Он говорил с графом невнятно, торопливо, как будто сам с собою, но то, что он говорил, и были его мысли, глубокие и скрытные, с которыми он, изнемогая, боролся. Его серые глаза округлялись и упорно смотрели на свечу.

– Я пойду и разгромлю Кутузова, – говорил он. – Или обойду его и внезапно поверну на Смоленск, или…

Дарю подбирал ноги, чтобы императору было удобнее, и придерживал одеяло у груди.

– Или я останусь в Москве.

Взъерошенные брови устало шевелились:

– Вы слышите, в Москве… Мы зароемся в снегу, а с весны, летом… Летом… Но что скажут во Франции? Шесть месяцев погребены в снегах… А – Европа?

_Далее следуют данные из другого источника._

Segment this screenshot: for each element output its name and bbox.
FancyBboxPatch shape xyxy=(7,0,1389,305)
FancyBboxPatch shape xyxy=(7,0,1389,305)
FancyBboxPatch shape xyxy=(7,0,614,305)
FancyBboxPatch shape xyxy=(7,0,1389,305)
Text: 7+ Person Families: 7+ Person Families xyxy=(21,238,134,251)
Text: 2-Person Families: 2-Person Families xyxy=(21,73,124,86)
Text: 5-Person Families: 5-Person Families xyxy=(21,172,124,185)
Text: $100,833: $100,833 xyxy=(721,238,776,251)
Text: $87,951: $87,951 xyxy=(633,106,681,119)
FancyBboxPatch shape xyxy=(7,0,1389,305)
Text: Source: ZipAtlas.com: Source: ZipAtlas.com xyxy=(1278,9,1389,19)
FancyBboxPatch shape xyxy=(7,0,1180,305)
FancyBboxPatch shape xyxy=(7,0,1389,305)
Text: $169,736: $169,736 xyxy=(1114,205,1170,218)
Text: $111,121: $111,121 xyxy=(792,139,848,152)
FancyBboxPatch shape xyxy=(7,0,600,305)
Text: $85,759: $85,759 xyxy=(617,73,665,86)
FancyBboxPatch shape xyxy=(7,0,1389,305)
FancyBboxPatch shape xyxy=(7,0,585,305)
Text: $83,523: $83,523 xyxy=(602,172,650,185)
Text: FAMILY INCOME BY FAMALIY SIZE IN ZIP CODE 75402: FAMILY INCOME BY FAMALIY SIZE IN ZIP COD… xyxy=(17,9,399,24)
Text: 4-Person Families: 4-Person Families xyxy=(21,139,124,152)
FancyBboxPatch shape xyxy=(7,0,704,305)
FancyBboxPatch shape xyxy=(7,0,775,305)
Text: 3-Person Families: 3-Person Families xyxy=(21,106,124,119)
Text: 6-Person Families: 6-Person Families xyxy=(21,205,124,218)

– Нет, Ваше Величество, мы не можем зимовать, – шептал граф. – К весне мы растаем. Я так думаю. Зимы мы не перенесем… И едва мы тронемся из Москвы, едва войска будут обращены лицом к Франции, они побегут.

– Они побегут?

– Они побегут, Ваше Величество, чтобы распродать поскорее московскую добычу… Победа забыта…

Император молчал.

XXIX

С колокольни Ивана Великого саперы свалили крест.

При падении крест обломился. Он не был золотым, как и другой, с Благовещения, который снимал русский кровельщик: оба были обиты листовой медью. Но крест Ивана Великого вместе с зеленым турецкими знаменами и прусскими полковыми значками, найденными в Оружейной палате, свалили в депо как трофей.

По войскам объявили раздачу жалования. Кроме ассигнаций выдавали и русские пятаки, найденные в подвалах под Монетным двором. У Никольских ворот солдаты продавали медную монету мешками, по 10 копеек серебром за мешок. Там была давка. Мешки с медью, брякая, ходили над головами. У Воскресенских ворот гвардейцы бросали мешки в толпу, на шарап. Московская чернь уносила пятаки в полах армяков и в задранных подолах. «Але, мусью, что даешь, бери рублик, подари, мусью», – голготала толпа. Солдаты разгоняли толпу саблями.